Foto: congerdesign / Pixabay - cco.

IN DER KONSTANZER Stadtverwaltung lauschen fünfzig Mitarbeiter aufmerksam einer Gruppe von Studierenden. Die jungen Leute erzählen den Verwaltungsfachleuten, wie sie ihre tägliche Arbeit so umgestalten können, dass sie näher an den Bürgern dran sind – und noch dazu in derselben Zeit mehr geschafft bekommen. Die Ideen der Studierenden entstanden in einem Seminar der Universität Konstanz. "Digitale Transformation der öffentlichen Verwaltung" heißt es, angeboten hat es Professorin Ines Mergel. Die besten Vorschläge der Studierenden wurden tatsächlich umgesetzt: Die Zusammenarbeit zwischen Uni und Stadt führte sogar zu einer neuen Stelle in der Stadtverwaltung.

Ines Mergel sagt, sie interessiere sich hauptsächlich für die gute Zugänglichkeit von Daten.

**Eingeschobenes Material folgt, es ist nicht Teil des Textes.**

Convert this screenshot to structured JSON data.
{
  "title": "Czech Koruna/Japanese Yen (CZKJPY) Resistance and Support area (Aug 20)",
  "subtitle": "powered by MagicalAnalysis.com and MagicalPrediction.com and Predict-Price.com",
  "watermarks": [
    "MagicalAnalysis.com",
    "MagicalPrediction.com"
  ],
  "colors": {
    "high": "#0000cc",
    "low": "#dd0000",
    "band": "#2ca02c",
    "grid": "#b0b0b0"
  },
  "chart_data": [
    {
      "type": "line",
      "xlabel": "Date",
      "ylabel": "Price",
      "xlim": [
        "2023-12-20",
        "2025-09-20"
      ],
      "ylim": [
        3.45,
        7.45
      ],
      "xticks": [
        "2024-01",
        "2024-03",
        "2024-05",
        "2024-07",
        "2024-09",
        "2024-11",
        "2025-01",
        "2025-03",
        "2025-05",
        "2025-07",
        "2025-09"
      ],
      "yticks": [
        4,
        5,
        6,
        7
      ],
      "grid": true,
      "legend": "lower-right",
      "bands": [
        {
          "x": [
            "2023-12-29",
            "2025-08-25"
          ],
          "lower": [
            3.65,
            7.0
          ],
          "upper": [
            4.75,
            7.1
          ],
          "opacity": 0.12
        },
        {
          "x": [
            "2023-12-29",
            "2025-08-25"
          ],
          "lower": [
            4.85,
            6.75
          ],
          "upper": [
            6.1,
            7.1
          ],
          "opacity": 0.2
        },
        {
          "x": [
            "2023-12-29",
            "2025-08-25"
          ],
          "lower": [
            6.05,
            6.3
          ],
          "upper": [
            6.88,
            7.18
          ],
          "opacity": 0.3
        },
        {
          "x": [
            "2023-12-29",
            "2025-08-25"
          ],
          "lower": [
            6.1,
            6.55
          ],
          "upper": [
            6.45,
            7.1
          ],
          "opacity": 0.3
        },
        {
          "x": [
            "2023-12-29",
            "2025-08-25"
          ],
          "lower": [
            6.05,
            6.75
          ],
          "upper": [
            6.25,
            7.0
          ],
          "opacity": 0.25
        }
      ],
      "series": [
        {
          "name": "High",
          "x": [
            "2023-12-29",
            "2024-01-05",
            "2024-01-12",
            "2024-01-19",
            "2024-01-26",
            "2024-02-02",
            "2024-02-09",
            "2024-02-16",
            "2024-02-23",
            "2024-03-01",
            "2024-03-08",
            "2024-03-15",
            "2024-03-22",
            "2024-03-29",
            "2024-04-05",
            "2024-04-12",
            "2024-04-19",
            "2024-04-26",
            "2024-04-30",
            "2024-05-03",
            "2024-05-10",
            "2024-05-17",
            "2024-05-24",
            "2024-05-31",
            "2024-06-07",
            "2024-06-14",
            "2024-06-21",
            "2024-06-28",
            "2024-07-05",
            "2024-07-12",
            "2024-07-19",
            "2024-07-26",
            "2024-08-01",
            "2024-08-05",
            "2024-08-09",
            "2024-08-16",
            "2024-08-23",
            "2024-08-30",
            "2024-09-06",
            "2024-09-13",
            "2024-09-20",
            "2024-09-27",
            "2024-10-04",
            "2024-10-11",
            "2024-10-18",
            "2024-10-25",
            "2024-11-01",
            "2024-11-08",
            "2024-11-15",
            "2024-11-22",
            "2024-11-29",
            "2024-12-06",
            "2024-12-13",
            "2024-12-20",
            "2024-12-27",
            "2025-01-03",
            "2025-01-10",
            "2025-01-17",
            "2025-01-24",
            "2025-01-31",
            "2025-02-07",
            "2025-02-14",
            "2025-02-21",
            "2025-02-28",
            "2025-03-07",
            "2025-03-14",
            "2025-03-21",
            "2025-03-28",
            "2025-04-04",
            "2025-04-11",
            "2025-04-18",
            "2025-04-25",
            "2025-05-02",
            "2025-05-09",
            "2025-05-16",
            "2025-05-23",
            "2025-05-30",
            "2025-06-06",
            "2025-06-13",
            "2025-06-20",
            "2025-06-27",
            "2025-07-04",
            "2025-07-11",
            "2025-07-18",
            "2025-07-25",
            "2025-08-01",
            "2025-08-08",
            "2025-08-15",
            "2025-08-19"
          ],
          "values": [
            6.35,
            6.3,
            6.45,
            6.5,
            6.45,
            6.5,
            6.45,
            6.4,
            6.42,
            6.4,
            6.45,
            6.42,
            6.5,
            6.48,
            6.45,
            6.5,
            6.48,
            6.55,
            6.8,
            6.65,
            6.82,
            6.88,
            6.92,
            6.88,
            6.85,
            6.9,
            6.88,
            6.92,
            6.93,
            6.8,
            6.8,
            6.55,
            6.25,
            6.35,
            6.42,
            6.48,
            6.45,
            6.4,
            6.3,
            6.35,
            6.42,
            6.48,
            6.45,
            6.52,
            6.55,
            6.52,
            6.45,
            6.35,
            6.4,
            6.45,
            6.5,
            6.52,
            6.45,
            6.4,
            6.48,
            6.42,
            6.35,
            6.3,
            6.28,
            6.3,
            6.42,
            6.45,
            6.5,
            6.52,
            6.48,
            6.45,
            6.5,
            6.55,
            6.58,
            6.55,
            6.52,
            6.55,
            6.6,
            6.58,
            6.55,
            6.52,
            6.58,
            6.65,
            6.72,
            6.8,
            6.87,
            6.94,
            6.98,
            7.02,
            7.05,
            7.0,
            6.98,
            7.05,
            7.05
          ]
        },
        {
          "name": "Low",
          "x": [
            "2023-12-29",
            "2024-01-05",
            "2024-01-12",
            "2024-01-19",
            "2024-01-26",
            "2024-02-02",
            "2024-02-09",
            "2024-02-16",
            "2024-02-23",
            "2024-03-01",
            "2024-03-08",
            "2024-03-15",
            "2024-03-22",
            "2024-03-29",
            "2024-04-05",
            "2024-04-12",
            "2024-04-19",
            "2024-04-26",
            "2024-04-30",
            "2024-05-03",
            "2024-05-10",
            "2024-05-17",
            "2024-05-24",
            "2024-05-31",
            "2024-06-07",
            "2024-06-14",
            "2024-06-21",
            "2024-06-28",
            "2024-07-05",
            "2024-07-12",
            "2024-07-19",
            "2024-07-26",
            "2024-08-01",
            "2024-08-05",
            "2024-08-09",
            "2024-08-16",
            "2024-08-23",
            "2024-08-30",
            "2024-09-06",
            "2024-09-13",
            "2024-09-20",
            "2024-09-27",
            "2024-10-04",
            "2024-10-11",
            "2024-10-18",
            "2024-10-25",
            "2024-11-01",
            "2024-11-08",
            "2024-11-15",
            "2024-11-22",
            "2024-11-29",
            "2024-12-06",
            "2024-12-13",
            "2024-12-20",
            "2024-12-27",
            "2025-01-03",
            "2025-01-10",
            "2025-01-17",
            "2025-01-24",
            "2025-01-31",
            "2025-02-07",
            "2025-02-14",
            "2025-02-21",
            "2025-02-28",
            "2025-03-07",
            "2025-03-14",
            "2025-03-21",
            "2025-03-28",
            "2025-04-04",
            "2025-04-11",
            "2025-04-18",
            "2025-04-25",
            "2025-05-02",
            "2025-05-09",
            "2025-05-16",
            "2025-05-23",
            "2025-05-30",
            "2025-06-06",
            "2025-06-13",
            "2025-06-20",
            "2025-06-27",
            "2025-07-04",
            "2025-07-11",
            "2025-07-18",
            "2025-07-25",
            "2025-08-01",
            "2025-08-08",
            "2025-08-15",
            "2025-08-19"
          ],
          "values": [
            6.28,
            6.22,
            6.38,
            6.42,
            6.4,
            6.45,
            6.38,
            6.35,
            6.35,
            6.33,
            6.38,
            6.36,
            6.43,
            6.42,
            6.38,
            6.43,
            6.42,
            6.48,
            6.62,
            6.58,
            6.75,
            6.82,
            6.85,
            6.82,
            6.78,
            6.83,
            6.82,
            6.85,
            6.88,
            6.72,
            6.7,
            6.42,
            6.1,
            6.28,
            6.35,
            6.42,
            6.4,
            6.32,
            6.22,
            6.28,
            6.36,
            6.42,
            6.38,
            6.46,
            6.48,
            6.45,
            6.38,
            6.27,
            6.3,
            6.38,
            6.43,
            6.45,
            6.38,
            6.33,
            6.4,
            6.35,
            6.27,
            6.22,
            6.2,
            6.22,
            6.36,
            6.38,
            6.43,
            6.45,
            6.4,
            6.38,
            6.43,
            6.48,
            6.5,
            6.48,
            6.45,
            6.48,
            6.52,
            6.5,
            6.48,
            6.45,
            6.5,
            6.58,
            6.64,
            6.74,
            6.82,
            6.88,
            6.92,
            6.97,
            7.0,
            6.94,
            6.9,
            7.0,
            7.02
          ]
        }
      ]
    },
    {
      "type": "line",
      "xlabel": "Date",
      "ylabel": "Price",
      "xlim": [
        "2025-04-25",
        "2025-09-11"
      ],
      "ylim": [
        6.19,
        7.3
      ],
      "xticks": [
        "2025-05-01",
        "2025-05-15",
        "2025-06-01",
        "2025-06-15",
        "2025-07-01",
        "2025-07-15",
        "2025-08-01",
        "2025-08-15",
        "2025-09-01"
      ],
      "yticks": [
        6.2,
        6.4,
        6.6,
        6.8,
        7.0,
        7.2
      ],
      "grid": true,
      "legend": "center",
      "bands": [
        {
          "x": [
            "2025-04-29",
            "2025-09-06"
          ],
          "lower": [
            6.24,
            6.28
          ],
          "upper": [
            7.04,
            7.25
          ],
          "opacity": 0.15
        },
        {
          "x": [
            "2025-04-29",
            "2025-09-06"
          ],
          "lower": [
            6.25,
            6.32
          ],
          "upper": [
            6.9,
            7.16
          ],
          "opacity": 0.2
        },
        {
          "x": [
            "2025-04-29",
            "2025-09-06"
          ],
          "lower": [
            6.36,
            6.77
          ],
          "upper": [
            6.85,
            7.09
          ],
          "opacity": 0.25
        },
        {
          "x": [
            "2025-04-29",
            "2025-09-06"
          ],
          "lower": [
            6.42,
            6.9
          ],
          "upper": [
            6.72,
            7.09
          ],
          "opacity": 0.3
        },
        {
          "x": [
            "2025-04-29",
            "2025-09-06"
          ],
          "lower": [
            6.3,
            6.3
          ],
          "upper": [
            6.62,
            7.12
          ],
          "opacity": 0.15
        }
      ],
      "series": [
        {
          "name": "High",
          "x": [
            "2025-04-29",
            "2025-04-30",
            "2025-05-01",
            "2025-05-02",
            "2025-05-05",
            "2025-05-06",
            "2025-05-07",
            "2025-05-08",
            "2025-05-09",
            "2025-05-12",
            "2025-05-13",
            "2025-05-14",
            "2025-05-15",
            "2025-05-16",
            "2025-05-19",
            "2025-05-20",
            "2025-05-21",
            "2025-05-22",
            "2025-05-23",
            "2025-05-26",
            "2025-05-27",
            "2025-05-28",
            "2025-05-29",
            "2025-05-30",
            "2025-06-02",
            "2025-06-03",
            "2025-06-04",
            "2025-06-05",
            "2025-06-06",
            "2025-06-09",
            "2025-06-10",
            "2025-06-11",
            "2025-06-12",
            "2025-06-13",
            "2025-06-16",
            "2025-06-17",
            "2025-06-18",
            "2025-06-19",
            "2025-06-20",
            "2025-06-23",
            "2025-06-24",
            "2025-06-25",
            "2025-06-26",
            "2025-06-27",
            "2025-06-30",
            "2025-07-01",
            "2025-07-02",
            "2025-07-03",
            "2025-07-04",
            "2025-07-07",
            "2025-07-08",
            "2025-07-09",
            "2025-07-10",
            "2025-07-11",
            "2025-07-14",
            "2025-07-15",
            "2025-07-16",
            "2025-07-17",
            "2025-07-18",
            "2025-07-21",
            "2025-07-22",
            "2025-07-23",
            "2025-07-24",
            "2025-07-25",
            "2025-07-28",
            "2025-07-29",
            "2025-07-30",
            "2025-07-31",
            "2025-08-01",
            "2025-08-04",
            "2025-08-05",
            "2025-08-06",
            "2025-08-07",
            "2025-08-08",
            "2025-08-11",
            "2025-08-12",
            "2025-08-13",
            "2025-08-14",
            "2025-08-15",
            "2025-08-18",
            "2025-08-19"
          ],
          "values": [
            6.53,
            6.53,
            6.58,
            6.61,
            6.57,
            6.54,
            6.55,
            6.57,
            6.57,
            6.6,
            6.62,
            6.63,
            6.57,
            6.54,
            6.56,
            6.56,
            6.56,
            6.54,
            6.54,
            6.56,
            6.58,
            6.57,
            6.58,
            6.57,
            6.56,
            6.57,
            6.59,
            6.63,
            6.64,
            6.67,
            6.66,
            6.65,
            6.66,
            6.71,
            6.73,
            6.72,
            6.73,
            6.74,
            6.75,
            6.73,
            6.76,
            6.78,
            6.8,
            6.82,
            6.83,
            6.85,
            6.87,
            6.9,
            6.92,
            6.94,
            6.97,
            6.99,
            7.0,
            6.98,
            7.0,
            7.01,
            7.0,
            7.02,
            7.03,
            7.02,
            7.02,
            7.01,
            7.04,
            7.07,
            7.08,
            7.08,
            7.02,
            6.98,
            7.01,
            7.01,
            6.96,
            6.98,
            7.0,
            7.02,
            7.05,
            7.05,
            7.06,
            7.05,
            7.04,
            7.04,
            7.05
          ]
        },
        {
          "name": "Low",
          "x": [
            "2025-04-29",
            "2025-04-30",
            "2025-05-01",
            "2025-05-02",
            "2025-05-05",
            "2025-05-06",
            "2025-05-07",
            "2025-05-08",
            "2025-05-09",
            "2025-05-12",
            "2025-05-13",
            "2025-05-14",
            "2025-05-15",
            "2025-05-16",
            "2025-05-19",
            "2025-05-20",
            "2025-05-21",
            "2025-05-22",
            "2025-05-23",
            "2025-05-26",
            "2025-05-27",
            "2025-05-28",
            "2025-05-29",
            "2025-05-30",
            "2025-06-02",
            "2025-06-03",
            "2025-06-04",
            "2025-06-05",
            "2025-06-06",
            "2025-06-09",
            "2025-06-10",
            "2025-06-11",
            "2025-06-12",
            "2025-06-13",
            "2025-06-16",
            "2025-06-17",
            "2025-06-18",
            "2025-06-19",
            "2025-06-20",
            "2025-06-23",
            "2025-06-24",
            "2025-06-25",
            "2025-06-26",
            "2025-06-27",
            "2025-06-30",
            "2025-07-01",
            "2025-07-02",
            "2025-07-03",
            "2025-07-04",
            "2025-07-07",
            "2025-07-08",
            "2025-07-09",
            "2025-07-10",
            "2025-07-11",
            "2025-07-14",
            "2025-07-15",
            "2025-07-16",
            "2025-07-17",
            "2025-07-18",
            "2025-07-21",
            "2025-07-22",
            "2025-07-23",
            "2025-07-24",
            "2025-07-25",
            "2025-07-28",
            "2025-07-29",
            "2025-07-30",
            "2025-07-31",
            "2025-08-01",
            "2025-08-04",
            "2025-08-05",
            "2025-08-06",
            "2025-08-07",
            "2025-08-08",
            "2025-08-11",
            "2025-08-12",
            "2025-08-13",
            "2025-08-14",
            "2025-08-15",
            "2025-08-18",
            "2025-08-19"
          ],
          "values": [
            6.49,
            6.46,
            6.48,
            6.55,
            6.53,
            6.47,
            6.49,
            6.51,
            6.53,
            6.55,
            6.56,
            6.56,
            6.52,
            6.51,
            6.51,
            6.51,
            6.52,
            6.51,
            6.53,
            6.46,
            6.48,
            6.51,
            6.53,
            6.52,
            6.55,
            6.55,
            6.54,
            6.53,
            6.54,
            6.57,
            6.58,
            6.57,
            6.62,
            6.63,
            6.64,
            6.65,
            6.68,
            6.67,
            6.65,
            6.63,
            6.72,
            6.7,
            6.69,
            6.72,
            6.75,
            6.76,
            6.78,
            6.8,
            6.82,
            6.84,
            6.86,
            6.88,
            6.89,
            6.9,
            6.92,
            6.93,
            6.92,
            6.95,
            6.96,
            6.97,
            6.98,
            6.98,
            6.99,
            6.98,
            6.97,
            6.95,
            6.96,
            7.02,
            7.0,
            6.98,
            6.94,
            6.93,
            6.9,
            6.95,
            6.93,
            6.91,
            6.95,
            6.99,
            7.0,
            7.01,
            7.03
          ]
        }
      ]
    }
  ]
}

Warum, fragt sie, kann ich auf die Dienste der Stadtverwaltung nicht 24 Stunden an sieben Tagen der Woche von meinem Wohnzimmer aus zugreifen'? Warum, fügt sie hinzu, entsteht trotz einer allgemein guten Akzeptanz soviel Frust bei Bürgerinnen und Bürgern? Studierende ihrer Kurse, trainiert in Methoden der Feldforschung, erheben in qualitativen Interviews Schritt für Schritt, was Bürgerinnen ...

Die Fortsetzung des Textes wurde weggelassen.